Cet exemple a été longuement cité pour faire comprendre que la politique sénégalaise en matière de placement de cadres est une question d’intérêt national, une politique globale et englobante qui va de la formation en amont au placement des cadres en aval. Tous les nouveaux agrégés ont unanimement reconnu comment le Sénégal a suivi ses candidats à l’agrégation depuis leur formation à l’ école jusqu’à la dernière phase du concours à Abidjan en passant par leur préparation intense dans les universités de grande renommée du Nord.

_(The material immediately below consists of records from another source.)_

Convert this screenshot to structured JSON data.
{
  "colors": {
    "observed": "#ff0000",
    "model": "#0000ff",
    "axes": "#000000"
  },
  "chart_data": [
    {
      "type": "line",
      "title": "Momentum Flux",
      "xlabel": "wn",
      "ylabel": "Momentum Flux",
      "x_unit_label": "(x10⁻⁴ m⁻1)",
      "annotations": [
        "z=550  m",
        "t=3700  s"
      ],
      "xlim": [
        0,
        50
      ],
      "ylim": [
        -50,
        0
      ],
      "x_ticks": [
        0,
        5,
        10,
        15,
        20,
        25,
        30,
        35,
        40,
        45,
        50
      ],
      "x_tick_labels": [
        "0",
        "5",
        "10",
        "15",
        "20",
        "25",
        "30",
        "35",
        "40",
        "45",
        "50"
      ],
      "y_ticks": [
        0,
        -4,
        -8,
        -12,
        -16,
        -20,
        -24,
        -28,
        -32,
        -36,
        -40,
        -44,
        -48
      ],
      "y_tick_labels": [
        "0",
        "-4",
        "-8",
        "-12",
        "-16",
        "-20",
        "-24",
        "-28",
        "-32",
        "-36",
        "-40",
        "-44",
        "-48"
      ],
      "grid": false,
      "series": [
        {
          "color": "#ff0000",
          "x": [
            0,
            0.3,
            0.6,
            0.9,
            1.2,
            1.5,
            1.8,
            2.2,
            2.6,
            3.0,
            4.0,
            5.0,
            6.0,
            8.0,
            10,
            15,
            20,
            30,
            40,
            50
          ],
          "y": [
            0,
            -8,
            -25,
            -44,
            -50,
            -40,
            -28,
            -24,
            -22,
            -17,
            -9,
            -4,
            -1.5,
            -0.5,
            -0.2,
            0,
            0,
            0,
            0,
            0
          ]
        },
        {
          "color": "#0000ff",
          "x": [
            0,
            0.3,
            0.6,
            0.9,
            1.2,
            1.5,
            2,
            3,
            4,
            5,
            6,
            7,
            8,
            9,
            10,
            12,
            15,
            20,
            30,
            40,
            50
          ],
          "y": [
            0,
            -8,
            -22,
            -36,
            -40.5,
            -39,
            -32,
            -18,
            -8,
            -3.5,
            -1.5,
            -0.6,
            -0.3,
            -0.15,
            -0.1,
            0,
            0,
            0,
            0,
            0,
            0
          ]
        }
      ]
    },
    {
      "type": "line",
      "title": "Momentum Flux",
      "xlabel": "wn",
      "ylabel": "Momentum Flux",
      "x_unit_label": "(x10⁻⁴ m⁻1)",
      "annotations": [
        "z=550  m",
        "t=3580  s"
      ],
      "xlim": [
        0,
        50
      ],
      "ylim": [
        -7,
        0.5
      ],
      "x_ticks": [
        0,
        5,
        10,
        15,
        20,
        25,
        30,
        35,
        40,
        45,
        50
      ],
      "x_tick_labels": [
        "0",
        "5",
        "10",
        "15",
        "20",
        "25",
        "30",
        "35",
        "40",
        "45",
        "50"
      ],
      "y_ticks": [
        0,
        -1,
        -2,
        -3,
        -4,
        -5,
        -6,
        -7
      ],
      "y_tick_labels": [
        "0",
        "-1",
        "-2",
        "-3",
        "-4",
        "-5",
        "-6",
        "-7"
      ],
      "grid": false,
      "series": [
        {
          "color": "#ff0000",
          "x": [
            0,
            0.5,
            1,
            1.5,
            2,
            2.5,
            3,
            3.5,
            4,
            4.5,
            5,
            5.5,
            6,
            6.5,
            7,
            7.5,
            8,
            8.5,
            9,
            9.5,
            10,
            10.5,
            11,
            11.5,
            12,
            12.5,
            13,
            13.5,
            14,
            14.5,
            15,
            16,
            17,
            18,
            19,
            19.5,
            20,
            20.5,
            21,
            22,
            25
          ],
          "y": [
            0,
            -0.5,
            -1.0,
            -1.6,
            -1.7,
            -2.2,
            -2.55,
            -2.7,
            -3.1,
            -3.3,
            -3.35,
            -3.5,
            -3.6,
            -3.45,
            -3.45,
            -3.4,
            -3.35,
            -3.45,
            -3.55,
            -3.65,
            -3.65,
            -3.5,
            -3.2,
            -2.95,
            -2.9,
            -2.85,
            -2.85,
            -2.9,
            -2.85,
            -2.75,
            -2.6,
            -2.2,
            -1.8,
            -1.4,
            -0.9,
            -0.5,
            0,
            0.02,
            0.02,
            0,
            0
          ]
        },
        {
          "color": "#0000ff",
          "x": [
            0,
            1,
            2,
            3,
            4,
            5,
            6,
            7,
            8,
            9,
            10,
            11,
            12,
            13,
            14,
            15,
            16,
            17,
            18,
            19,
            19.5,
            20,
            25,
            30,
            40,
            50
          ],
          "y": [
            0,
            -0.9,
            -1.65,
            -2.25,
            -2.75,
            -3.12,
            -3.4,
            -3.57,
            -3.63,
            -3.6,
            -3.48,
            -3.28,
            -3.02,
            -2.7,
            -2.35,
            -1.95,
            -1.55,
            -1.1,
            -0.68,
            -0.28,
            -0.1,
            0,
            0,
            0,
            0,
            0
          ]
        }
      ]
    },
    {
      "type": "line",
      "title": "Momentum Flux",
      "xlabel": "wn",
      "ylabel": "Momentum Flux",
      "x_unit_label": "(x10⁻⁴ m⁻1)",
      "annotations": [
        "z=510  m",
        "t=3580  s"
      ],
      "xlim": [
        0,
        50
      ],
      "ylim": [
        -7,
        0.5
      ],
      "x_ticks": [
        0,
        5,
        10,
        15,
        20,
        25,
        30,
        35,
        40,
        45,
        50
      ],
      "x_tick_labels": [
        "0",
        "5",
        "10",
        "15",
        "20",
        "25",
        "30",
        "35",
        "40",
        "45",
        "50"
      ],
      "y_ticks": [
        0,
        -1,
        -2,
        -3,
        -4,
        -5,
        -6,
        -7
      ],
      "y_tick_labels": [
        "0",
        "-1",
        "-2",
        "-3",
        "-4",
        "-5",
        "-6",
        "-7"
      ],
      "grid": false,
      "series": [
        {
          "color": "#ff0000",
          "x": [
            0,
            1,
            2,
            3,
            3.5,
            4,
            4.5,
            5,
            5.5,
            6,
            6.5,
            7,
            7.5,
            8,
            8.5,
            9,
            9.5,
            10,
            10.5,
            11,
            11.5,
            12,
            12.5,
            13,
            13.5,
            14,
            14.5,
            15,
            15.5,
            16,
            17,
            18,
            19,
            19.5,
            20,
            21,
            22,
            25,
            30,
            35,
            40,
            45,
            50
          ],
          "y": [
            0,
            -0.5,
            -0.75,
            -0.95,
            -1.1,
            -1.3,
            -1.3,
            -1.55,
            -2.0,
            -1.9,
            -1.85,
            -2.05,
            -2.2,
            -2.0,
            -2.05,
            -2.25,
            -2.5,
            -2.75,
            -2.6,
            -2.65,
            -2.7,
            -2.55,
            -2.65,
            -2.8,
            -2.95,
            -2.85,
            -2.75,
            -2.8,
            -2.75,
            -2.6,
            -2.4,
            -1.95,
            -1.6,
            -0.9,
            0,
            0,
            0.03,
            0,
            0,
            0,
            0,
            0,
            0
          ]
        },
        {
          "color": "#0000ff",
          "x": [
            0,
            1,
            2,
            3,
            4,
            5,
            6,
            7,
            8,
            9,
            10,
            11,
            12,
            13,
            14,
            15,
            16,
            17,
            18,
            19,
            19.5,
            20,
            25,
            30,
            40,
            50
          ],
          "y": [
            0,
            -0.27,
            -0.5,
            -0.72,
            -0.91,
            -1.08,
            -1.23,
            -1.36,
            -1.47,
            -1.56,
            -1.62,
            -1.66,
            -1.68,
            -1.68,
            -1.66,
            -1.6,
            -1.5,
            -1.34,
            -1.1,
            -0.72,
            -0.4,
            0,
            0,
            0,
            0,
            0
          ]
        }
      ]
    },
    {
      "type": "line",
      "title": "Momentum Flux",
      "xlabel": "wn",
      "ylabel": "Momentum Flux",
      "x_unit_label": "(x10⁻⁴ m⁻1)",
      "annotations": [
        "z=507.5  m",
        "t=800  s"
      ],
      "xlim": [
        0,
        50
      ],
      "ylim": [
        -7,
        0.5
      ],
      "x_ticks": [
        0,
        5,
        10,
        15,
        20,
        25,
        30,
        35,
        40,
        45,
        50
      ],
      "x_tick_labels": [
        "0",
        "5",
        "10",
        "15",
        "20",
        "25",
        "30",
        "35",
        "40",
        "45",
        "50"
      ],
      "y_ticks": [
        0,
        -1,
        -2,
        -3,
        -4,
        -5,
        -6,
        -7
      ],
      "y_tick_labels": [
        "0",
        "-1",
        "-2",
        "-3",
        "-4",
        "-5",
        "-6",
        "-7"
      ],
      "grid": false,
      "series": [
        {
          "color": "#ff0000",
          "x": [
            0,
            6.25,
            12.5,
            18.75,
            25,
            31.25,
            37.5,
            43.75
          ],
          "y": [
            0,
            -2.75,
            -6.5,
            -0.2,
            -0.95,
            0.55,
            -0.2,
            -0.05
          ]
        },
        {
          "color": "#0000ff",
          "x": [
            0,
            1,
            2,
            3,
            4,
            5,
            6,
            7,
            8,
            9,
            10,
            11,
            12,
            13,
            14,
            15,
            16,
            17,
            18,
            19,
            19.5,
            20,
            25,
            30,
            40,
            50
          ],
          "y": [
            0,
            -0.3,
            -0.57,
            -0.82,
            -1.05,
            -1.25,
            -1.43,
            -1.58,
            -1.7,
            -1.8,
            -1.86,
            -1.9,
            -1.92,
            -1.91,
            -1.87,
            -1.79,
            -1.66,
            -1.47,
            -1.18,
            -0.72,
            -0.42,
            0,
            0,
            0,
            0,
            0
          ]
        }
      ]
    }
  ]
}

A Abidjan, c’est l’ambassade du Sénégal en Côte d’Ivoire qui a pris le relais en assurant hébergement, restauration et déplacement, toutes choses qui font éviter les marchandages interminables de nos ressortissants avec les hôteliers et autres restaurateurs pour revoir les coûts à la baisse pour tenir dans les enveloppes difficilement consenties mais toujours libérées à la dernière minute par notre gouvernement.On a toujours besoin du volontarisme des gens comme le professeur Géro Amoussouga et autres Noël Gbaguidi, mais il est mieux de mettre en place des structures pérennes où les choses se feront comme il se doit. « L’Afrique n’a pas besoin d’hommes forts mais d’ institutions fortes. » a dit quelqu’un. Travaillons à donner à nos universités et autres grandes écoles les moyens de former la jeunesse , avenir de notre commune nation.